As has long been the case, McDonald's (NYSE:MCD) seems shockingly impervious to the rough economic climate at hand. Yesterday, it released its January same-store sales data, which, frankly, kind of rocked.

McDonald's January global comps rose a spectacular 7.1%. Even in the tough U.S. market, comps grew a robust 5.4%. In Europe, comps grew 7.1%, and in the Asia/Pacific, Middle East, and Africa markets, they surged 10.2%.

January was dramatically dismal for many consumer-facing companies, so it probably wouldn't have shocked anybody to see McDonald's show at least a little bit of weakness, but not a chance. Consumers are making it quite clear that they are looking for bargains, and that has helped Wal-Mart (NYSE:WMT) -- like McDonald's -- become one of the rare stock performers in the last difficult year or so.  

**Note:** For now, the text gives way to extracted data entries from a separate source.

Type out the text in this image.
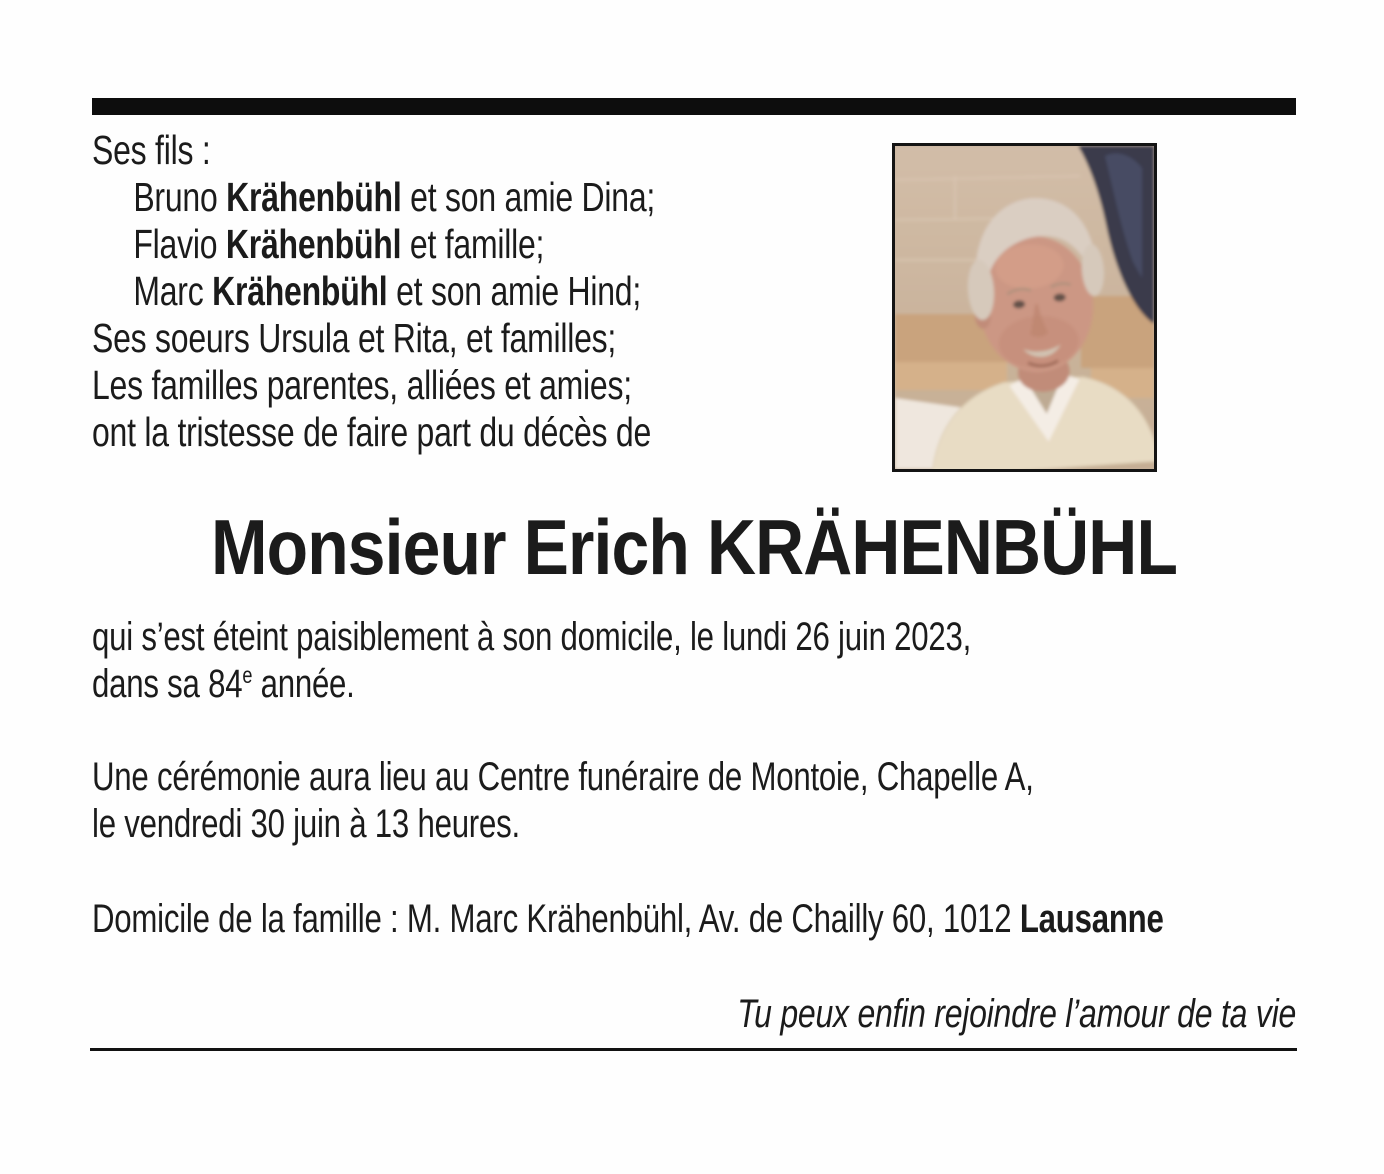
Ses fils :
Bruno Krähenbühl et son amie Dina;
Flavio Krähenbühl et famille;
Marc Krähenbühl et son amie Hind;
Ses soeurs Ursula et Rita, et familles;
Les familles parentes, alliées et amies;
ont la tristesse de faire part du décès de
Monsieur Erich KRÄHENBÜHL
qui s’est éteint paisiblement à son domicile, le lundi 26 juin 2023,
dans sa 84e année.
Une cérémonie aura lieu au Centre funéraire de Montoie, Chapelle A,
le vendredi 30 juin à 13 heures.
Domicile de la famille : M. Marc Krähenbühl, Av. de Chailly 60, 1012 Lausanne
Tu peux enfin rejoindre l’amour de ta vie
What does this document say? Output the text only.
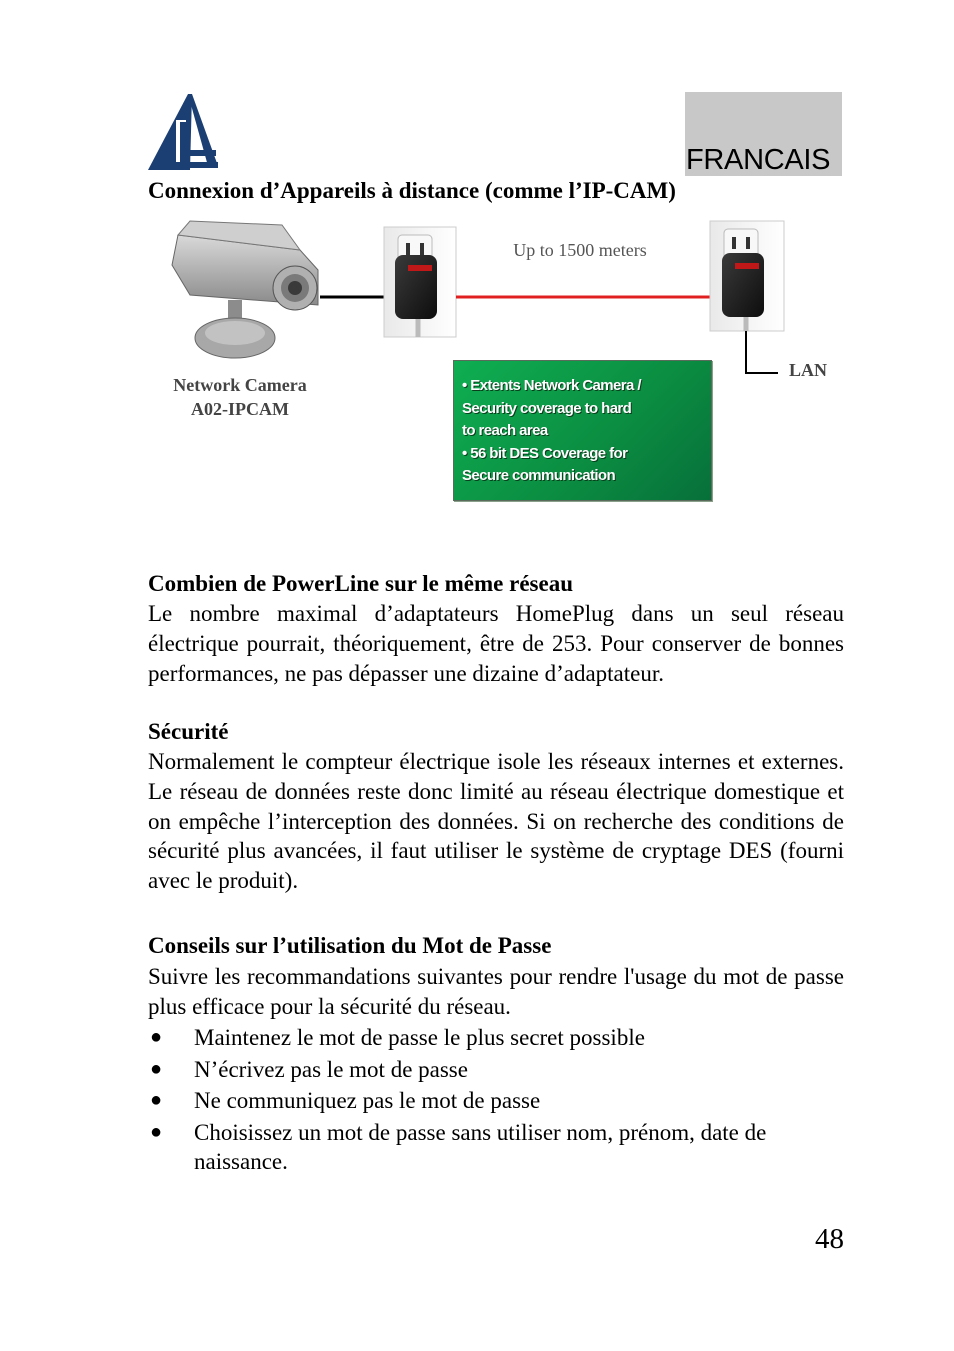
FRANCAIS
Connexion d’Appareils à distance (comme l’IP-CAM)
Network Camera
A02-IPCAM
Up to 1500 meters
LAN
• Extents Network Camera /
Security coverage to hard
to reach area
• 56 bit DES Coverage for
Secure communication
Combien de PowerLine sur le même réseau

Le nombre maximal d’adaptateurs HomePlug dans un seul réseau électrique pourrait, théoriquement, être de 253. Pour conserver de bonnes performances, ne pas dépasser une dizaine d’adaptateur.

Sécurité

Normalement le compteur électrique isole les réseaux internes et externes. Le réseau de données reste donc limité au réseau électrique domestique et on empêche l’interception des données. Si on recherche des conditions de sécurité plus avancées, il faut utiliser le système de cryptage DES (fourni avec le produit).

Conseils sur l’utilisation du Mot de Passe

Suivre les recommandations suivantes pour rendre l'usage du mot de passe plus efficace pour la sécurité du réseau.

● Maintenez le mot de passe le plus secret possible
● N’écrivez pas le mot de passe
● Ne communiquez pas le mot de passe
● Choisissez un mot de passe sans utiliser nom, prénom, date de naissance.
48
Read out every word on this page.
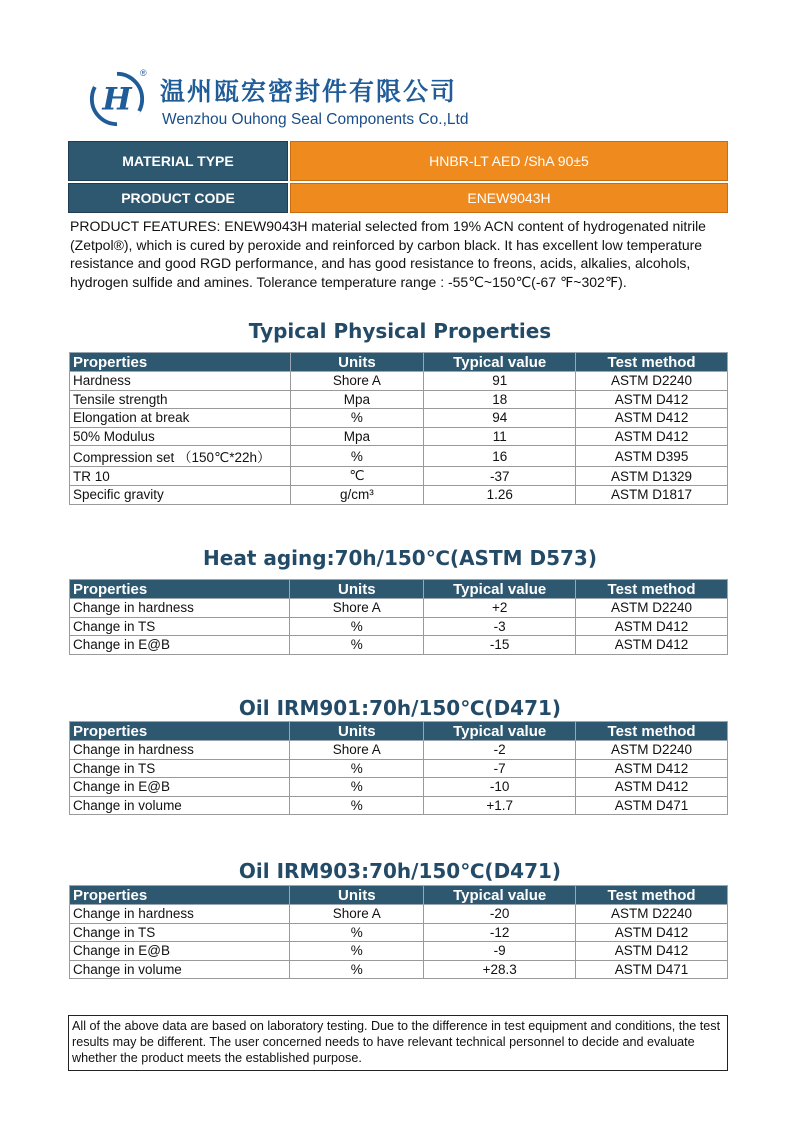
H
®
温州瓯宏密封件有限公司
Wenzhou Ouhong Seal Components Co.,Ltd
MATERIAL TYPE	HNBR-LT AED /ShA 90±5
PRODUCT CODE	ENEW9043H
PRODUCT FEATURES: ENEW9043H material selected from 19% ACN content of hydrogenated nitrile (Zetpol®), which is cured by peroxide and reinforced by carbon black. It has excellent low temperature resistance and good RGD performance, and has good resistance to freons, acids, alkalies, alcohols, hydrogen sulfide and amines. Tolerance temperature range : -55℃~150℃(-67 ℉~302℉).
Typical Physical Properties
Properties	Units	Typical value	Test method
Hardness	Shore A	91	ASTM D2240
Tensile strength	Mpa	18	ASTM D412
Elongation at break	%	94	ASTM D412
50% Modulus	Mpa	11	ASTM D412
Compression set （150℃*22h）	%	16	ASTM D395
TR 10	℃	-37	ASTM D1329
Specific gravity	g/cm³	1.26	ASTM D1817
Heat aging:70h/150℃(ASTM D573)
Properties	Units	Typical value	Test method
Change in hardness	Shore A	+2	ASTM D2240
Change in TS	%	-3	ASTM D412
Change in E@B	%	-15	ASTM D412
Oil IRM901:70h/150℃(D471)
Properties	Units	Typical value	Test method
Change in hardness	Shore A	-2	ASTM D2240
Change in TS	%	-7	ASTM D412
Change in E@B	%	-10	ASTM D412
Change in volume	%	+1.7	ASTM D471
Oil IRM903:70h/150℃(D471)
Properties	Units	Typical value	Test method
Change in hardness	Shore A	-20	ASTM D2240
Change in TS	%	-12	ASTM D412
Change in E@B	%	-9	ASTM D412
Change in volume	%	+28.3	ASTM D471
All of the above data are based on laboratory testing. Due to the difference in test equipment and conditions, the test results may be different. The user concerned needs to have relevant technical personnel to decide and evaluate whether the product meets the established purpose.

And of course, Starbucks (NASDAQ:SBUX), a company that can be seen as a kinda/sorta rival since McDonald's has delved into gourmet coffee offerings, continues to struggle in the poor economy, so it's not surprising that it's trying to delve into the value-menu realm that McDonald's knows so well. Maybe Starbucks is feeling particularly inspired by the fact that McDonald's has simply been rockin' out for such a long period of time now.

In a world where so many beaten-down consumer-facing companies are trading at single-digit price-to-earnings ratios, McDonald's may look a bit pricey, trading at 16 times earnings, but it's not too out of whack from rivals Burger King (NYSE:BKC) or Yum! Brands (NYSE:YUM), both of which are trading at about 15 times earnings.

Of course, companies that are solid defensive plays in this day and age (and showing impressive growth, like McDonald's) are arguably worth premium prices, and McDonald's is also a dividend payer. Investors may want to wait for a little temporary weakness to drive through and get shares of McDonald's, but I continue to believe it's a great stock for long-term portfolios.